A RECENT recovery in the TV advertising market cheered ITV investors yesterday, sending shares in the broadcaster up nine per cent.
The company said a recent decline in ad revenue had been halted in September. Although ad sales had fallen six per cent year-on-year in the third quarter, there was only a one per cent fall in September, suggesting a recent recovery.
The vast majority of the sales drop was felt in July and August, when the Olympics and Paralympics on the BBC and Channel 4 dominated viewing figures.
Overall, the company’s revenues rose four per cent in the first nine months of the year to £1.57bn, thanks to a strong showing from the firm’s production arm, ITV Studios.
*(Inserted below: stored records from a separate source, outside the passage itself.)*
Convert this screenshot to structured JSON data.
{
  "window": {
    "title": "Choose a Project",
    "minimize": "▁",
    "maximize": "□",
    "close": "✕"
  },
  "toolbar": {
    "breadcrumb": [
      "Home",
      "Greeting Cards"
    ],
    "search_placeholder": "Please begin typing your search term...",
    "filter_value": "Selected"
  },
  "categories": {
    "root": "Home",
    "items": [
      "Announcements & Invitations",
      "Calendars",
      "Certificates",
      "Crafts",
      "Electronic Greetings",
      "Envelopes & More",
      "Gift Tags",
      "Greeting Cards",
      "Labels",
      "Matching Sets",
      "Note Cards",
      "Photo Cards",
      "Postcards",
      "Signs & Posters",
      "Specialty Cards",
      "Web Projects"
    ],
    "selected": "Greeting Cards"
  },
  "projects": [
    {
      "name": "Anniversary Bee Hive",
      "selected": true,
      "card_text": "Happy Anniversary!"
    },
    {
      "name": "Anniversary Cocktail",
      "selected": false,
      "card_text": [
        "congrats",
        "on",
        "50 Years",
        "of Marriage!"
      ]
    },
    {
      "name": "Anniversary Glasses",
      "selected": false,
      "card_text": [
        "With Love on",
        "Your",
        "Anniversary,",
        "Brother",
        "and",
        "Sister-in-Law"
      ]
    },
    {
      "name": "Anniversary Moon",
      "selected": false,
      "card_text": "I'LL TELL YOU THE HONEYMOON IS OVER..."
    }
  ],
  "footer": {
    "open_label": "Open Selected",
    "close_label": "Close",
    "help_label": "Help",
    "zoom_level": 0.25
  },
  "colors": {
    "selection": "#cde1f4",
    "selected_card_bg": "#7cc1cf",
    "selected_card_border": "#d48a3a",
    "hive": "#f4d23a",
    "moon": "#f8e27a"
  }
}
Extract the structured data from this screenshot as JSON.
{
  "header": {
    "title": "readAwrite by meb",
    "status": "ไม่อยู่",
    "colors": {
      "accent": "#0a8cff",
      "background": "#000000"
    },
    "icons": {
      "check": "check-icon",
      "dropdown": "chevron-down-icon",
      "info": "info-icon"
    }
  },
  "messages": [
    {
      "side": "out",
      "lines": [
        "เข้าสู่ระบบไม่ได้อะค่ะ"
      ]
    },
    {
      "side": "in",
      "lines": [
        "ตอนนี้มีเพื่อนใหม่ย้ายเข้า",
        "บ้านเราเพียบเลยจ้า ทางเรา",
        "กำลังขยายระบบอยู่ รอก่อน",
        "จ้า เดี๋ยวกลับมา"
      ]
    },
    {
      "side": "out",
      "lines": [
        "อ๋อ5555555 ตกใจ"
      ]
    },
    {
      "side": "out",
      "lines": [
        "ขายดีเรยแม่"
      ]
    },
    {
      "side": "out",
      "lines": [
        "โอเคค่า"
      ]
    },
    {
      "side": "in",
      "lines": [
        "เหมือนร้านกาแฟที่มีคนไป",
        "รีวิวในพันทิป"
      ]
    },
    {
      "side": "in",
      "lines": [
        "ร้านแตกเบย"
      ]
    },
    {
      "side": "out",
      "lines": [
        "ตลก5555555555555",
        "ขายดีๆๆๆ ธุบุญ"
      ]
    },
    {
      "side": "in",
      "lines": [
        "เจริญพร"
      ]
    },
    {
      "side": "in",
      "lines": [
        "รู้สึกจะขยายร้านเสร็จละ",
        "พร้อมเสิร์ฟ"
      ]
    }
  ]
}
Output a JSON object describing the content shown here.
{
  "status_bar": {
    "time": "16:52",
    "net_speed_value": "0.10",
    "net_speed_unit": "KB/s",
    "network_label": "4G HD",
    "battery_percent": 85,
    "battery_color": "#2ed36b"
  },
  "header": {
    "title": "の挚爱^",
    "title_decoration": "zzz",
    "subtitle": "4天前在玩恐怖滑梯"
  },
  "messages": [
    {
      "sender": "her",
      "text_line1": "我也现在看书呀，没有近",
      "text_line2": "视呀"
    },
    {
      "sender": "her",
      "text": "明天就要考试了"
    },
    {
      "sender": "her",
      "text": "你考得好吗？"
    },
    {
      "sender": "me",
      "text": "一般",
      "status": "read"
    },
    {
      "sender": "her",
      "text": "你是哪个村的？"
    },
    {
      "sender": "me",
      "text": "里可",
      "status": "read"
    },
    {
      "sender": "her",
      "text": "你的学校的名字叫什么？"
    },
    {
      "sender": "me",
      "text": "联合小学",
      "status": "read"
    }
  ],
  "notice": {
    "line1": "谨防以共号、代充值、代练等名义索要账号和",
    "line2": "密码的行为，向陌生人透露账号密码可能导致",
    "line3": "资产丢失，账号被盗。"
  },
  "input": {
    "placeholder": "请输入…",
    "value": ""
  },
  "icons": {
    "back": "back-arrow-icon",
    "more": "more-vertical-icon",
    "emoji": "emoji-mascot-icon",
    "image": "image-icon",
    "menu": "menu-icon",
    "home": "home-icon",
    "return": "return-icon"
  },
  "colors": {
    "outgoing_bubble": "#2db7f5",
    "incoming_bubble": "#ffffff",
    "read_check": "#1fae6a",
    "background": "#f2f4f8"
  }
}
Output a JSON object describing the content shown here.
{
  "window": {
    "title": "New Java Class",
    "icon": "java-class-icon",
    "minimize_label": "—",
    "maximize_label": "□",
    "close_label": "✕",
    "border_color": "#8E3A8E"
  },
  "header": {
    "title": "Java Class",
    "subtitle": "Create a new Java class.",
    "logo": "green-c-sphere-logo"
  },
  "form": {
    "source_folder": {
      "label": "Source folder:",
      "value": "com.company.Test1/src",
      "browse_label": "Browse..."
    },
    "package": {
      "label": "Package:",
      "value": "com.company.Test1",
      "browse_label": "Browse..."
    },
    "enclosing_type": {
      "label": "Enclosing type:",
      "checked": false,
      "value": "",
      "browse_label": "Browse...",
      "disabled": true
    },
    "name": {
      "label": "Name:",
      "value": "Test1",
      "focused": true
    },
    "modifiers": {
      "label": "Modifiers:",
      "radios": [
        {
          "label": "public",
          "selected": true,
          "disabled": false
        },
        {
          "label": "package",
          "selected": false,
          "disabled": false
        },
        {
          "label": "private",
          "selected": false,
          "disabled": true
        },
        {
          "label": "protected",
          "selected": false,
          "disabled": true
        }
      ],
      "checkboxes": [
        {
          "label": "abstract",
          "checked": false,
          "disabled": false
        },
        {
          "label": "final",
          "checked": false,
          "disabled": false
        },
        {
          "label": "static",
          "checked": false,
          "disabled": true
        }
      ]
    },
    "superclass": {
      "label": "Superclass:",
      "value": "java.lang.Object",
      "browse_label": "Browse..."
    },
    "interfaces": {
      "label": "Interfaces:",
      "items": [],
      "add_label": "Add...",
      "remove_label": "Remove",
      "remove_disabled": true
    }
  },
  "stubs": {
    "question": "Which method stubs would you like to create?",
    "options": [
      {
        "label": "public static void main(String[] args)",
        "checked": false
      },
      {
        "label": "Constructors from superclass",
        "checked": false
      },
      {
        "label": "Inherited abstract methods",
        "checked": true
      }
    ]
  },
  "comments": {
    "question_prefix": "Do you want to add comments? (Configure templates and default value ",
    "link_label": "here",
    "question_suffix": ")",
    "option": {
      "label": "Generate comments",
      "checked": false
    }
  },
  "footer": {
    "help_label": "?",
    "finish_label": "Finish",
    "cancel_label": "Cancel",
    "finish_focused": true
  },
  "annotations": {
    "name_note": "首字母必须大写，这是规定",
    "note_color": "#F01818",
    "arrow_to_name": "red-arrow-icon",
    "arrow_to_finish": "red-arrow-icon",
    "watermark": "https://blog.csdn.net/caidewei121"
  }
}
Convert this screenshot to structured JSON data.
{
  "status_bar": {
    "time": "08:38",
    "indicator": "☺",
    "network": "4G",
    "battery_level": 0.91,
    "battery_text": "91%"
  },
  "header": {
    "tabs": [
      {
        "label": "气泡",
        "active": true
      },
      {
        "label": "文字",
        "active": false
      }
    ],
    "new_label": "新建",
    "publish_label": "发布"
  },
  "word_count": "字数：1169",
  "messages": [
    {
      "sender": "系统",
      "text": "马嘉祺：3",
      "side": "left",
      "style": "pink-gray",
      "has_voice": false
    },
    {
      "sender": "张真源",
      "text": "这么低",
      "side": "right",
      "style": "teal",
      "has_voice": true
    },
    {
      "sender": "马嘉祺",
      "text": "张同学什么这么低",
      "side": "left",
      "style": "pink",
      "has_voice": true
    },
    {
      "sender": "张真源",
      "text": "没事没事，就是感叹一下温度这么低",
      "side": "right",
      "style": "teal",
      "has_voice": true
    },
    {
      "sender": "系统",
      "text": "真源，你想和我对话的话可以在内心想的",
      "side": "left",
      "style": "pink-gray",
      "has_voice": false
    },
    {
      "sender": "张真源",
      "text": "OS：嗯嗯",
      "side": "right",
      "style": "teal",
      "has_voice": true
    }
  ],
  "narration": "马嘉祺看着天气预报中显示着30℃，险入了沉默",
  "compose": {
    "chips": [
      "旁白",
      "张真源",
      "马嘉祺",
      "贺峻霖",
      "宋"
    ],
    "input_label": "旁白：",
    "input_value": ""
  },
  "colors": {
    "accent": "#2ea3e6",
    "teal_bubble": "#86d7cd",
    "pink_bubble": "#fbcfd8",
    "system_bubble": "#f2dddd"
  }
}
Revenue rose 20 per cent at the division, which has had a particularly good year due to the success of hit show Downton Abbey. ITV Studios now accounts for more than a quarter of revenue, with the bulk still coming from the broadcasting and online division, where revenues were relatively flat.
“This has been an extraordinary year for UK television with many unique events including the Queen’s Jubilee, the London Olympics and the Paralympics,” chief executive Adam Crozier said yesterday. “In fact nine out of the top ten programmes aired will not return next year and as we expected this has affected our viewing performance.”
The company also said a cost-saving drive was ahead of schedule. ITV said it expects to save around £30m this year – £10m more than expected.
“With [advertising] agencies having seen a slowdown in September, we were prepared for the worst. In the event both the operational trends and the outlook are better than expectations,” Citi’s Thomas Singlehurst said.